Viele Termine kann die Kassenärztliche Vereinigung Brandenburg (KVBB) sowieso nicht vergeben, denn der Impfstoff ist knapp. Er reicht maximal für 7500 Impfungen, die in den Impfzentren Elsterwerda, Frankfurt (Oder), Oranienburg, Brandenburg, Eberswalde, Prenzlau, Luckenwalde und Kyritz stattfinden sollen. Im Prenzlau öffnet das Impfzentrum am 28. Januar in der Sporthalle der Grabowschule. Vergeben werden Termine nur bis zum 12. Februar an Impfberechtigte wie Personen ab 80 Jahre und medizinisches Personal.

In der Uckermark leben insgesamt rund 119 000 Menschen. Etwa 11 100 von ihnen sind 80 Jahre alt oder älter.

25 Prozent weniger Impfstoff

„Wir wurden auch von der Mitteilung überrascht, dass nun 25 Prozent weniger Impfstoff geliefert wird”, so Gabriel Hesse, Pressesprecher im Ministerium für Soziales, Gesundheit, Integration und Verbraucherschutz. Wegen Lieferverzögerungen beim Impfstoff gegen das Coronavirus musste die KVBB rund 9000 Brandenburgerinnen und Brandenburger informieren, dass ihr bereits vereinbarter Erst-Impftermine in den letzten beiden Januarwochen in den Impfzentren in Potsdam, Cottbus und Schönefeld umgebucht wird.

Zahlenspielerei

Unter Druck geraten auch die Mitarbeiter des Impfmanagements. Ursprünglich wurde – laut Erstzulassung – von fünf Impfdosen pro Flasche ausgegangen. Später empfahl die Europäische Arzneimittelbehörde EMA, sechs Dosen aus einer Ampulle zu entnehmen. 20 Prozent mehr Menschen sollten demnach zusätzlich eine Impfung erhalten können. Die Zahlen wurden der Empfehlung angepasst. Doch nicht immer sei eine Sechserdosierung tatsächlich möglich, selbst erfahrende Ärzte hätten damit Probleme, so Gabriel Hesse.

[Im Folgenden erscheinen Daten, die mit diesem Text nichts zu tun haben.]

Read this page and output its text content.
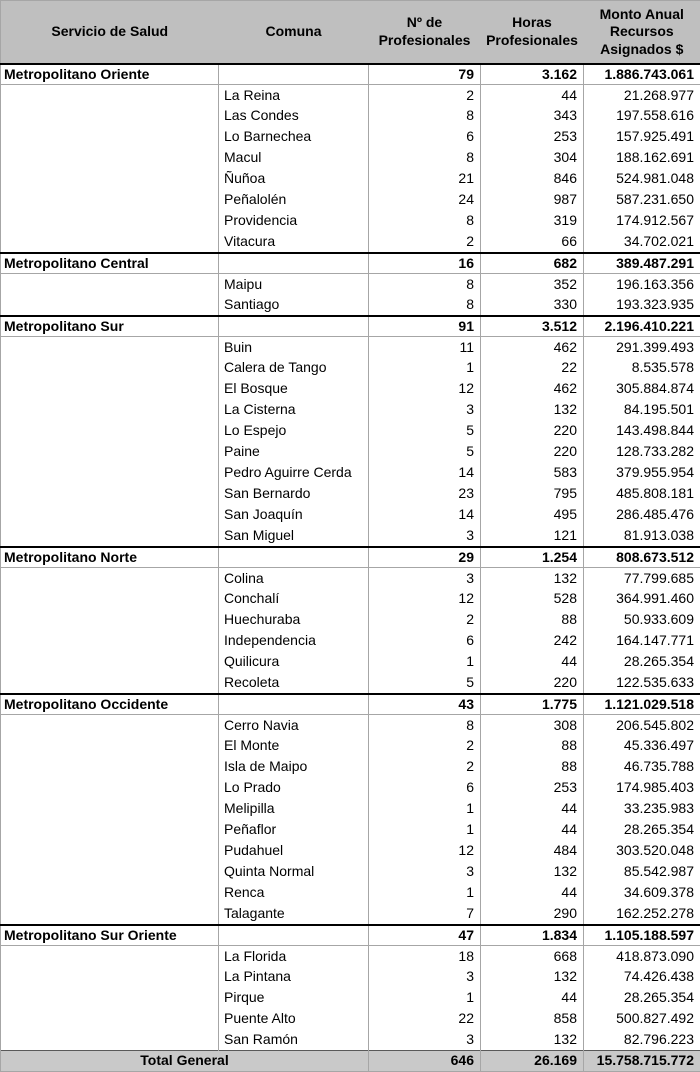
Servicio de Salud	Comuna	Nº de Profesionales	Horas Profesionales	Monto Anual Recursos Asignados $
Metropolitano Oriente		79	3.162	1.886.743.061
	La Reina	2	44	21.268.977
	Las Condes	8	343	197.558.616
	Lo Barnechea	6	253	157.925.491
	Macul	8	304	188.162.691
	Ñuñoa	21	846	524.981.048
	Peñalolén	24	987	587.231.650
	Providencia	8	319	174.912.567
	Vitacura	2	66	34.702.021
Metropolitano Central		16	682	389.487.291
	Maipu	8	352	196.163.356
	Santiago	8	330	193.323.935
Metropolitano Sur		91	3.512	2.196.410.221
	Buin	11	462	291.399.493
	Calera de Tango	1	22	8.535.578
	El Bosque	12	462	305.884.874
	La Cisterna	3	132	84.195.501
	Lo Espejo	5	220	143.498.844
	Paine	5	220	128.733.282
	Pedro Aguirre Cerda	14	583	379.955.954
	San Bernardo	23	795	485.808.181
	San Joaquín	14	495	286.485.476
	San Miguel	3	121	81.913.038
Metropolitano Norte		29	1.254	808.673.512
	Colina	3	132	77.799.685
	Conchalí	12	528	364.991.460
	Huechuraba	2	88	50.933.609
	Independencia	6	242	164.147.771
	Quilicura	1	44	28.265.354
	Recoleta	5	220	122.535.633
Metropolitano Occidente		43	1.775	1.121.029.518
	Cerro Navia	8	308	206.545.802
	El Monte	2	88	45.336.497
	Isla de Maipo	2	88	46.735.788
	Lo Prado	6	253	174.985.403
	Melipilla	1	44	33.235.983
	Peñaflor	1	44	28.265.354
	Pudahuel	12	484	303.520.048
	Quinta Normal	3	132	85.542.987
	Renca	1	44	34.609.378
	Talagante	7	290	162.252.278
Metropolitano Sur Oriente		47	1.834	1.105.188.597
	La Florida	18	668	418.873.090
	La Pintana	3	132	74.426.438
	Pirque	1	44	28.265.354
	Puente Alto	22	858	500.827.492
	San Ramón	3	132	82.796.223
Total General		646	26.169	15.758.715.772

Auch die Lagerung des Stoffes berge Gefahren. Ist die Dosis einmal aufgezogen, müsse sie innerhalb von zwei Stunden injiziert sein, sonst sei der Impfstoff unbrauchbar. Somit stehen dann wiederum weniger Dosen als berechnet zur Verfügung.

Zuerst die Pflegeheime

Wie es nach dem 12. Februar weitergeht, darüber konnte der Pressesprecher in Potsdam am Sonntagnachmitag auch keine Aussage tätigen. „Wir wissen es nicht. Es gibt bisher nur Impfstoffzusagen bis Mitte Februar.” Oberste Priorität hätten derzeit die Pflegeheime. 20 mobile Impfteams seien im Land Brandenburg unterwegs.

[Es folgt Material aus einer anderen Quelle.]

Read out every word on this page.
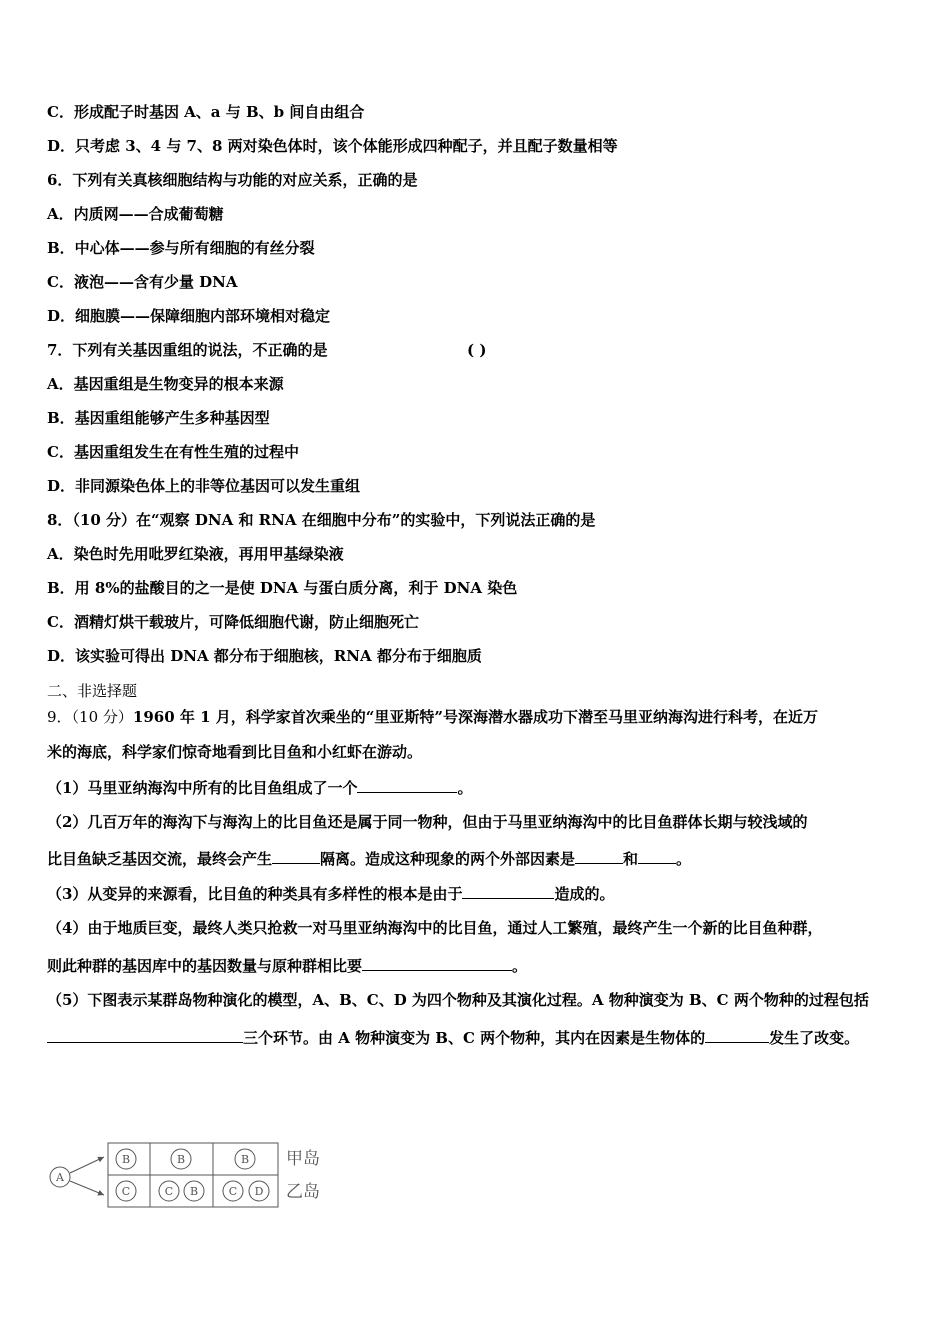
C．形成配子时基因 A、a 与 B、b 间自由组合
D．只考虑 3、4 与 7、8 两对染色体时，该个体能形成四种配子，并且配子数量相等
6．下列有关真核细胞结构与功能的对应关系，正确的是
A．内质网——合成葡萄糖
B．中心体——参与所有细胞的有丝分裂
C．液泡——含有少量 DNA
D．细胞膜——保障细胞内部环境相对稳定
7．下列有关基因重组的说法，不正确的是	( )
A．基因重组是生物变异的根本来源
B．基因重组能够产生多种基因型
C．基因重组发生在有性生殖的过程中
D．非同源染色体上的非等位基因可以发生重组
8．（10 分）在“观察 DNA 和 RNA 在细胞中分布”的实验中，下列说法正确的是
A．染色时先用吡罗红染液，再用甲基绿染液
B．用 8%的盐酸目的之一是使 DNA 与蛋白质分离，利于 DNA 染色
C．酒精灯烘干载玻片，可降低细胞代谢，防止细胞死亡
D．该实验可得出 DNA 都分布于细胞核，RNA 都分布于细胞质
二、非选择题
9．（10 分）1960 年 1 月，科学家首次乘坐的“里亚斯特”号深海潜水器成功下潜至马里亚纳海沟进行科考，在近万
米的海底，科学家们惊奇地看到比目鱼和小红虾在游动。
（1）马里亚纳海沟中所有的比目鱼组成了一个	。
（2）几百万年的海沟下与海沟上的比目鱼还是属于同一物种，但由于马里亚纳海沟中的比目鱼群体长期与较浅域的
比目鱼缺乏基因交流，最终会产生	隔离。造成这种现象的两个外部因素是	和	。
（3）从变异的来源看，比目鱼的种类具有多样性的根本是由于	造成的。
（4）由于地质巨变，最终人类只抢救一对马里亚纳海沟中的比目鱼，通过人工繁殖，最终产生一个新的比目鱼种群，
则此种群的基因库中的基因数量与原种群相比要	。
（5）下图表示某群岛物种演化的模型，A、B、C、D 为四个物种及其演化过程。A 物种演变为 B、C 两个物种的过程包括
三个环节。由 A 物种演变为 B、C 两个物种，其内在因素是生物体的	发生了改变。
A
B	B	B
C	C B	C D
甲岛
乙岛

Die Eröffnung der Impfzentren, trotz geringen Impfstoffes, sei politischer Wille. Der vorhandene Impfstoff soll flächendeckend verteilt werden. „Das Tempo geben die Hersteller vor. Sobald mehr Impfstoff vorhanden ist, können die geschaffenen Strukturen genutzt werden.”

Zweitermin gesichert

Menschen, die im Land Brandenburg einen Impftermin ergattern, erhalten auch einen Zweittermin. Dieser muss innerhalb von 21 bis 42 Tage nach der Erstimpfung erfolgen. In der Uckermark, wo der Impfstoff des amerikanischen Herstellers Moderna injiziert werden soll, ist ein Abstand von 28 bis 42 Tage vorgesehen. Für diese Impfungen wird Impfstoff zurückgehalten, versichert Gabriel Hesse.

Dass viele Uckermärker am heutigen Sonntag vergeblich versucht haben, einen Termin zu bekommen, ist für jeden Einzelnen ärgerlich. „Ich verstehe die Enttäuschung”, sagte der Pressesprecher und machte Hoffnung, es am Montag ab 8 Uhr wieder zu versuchen.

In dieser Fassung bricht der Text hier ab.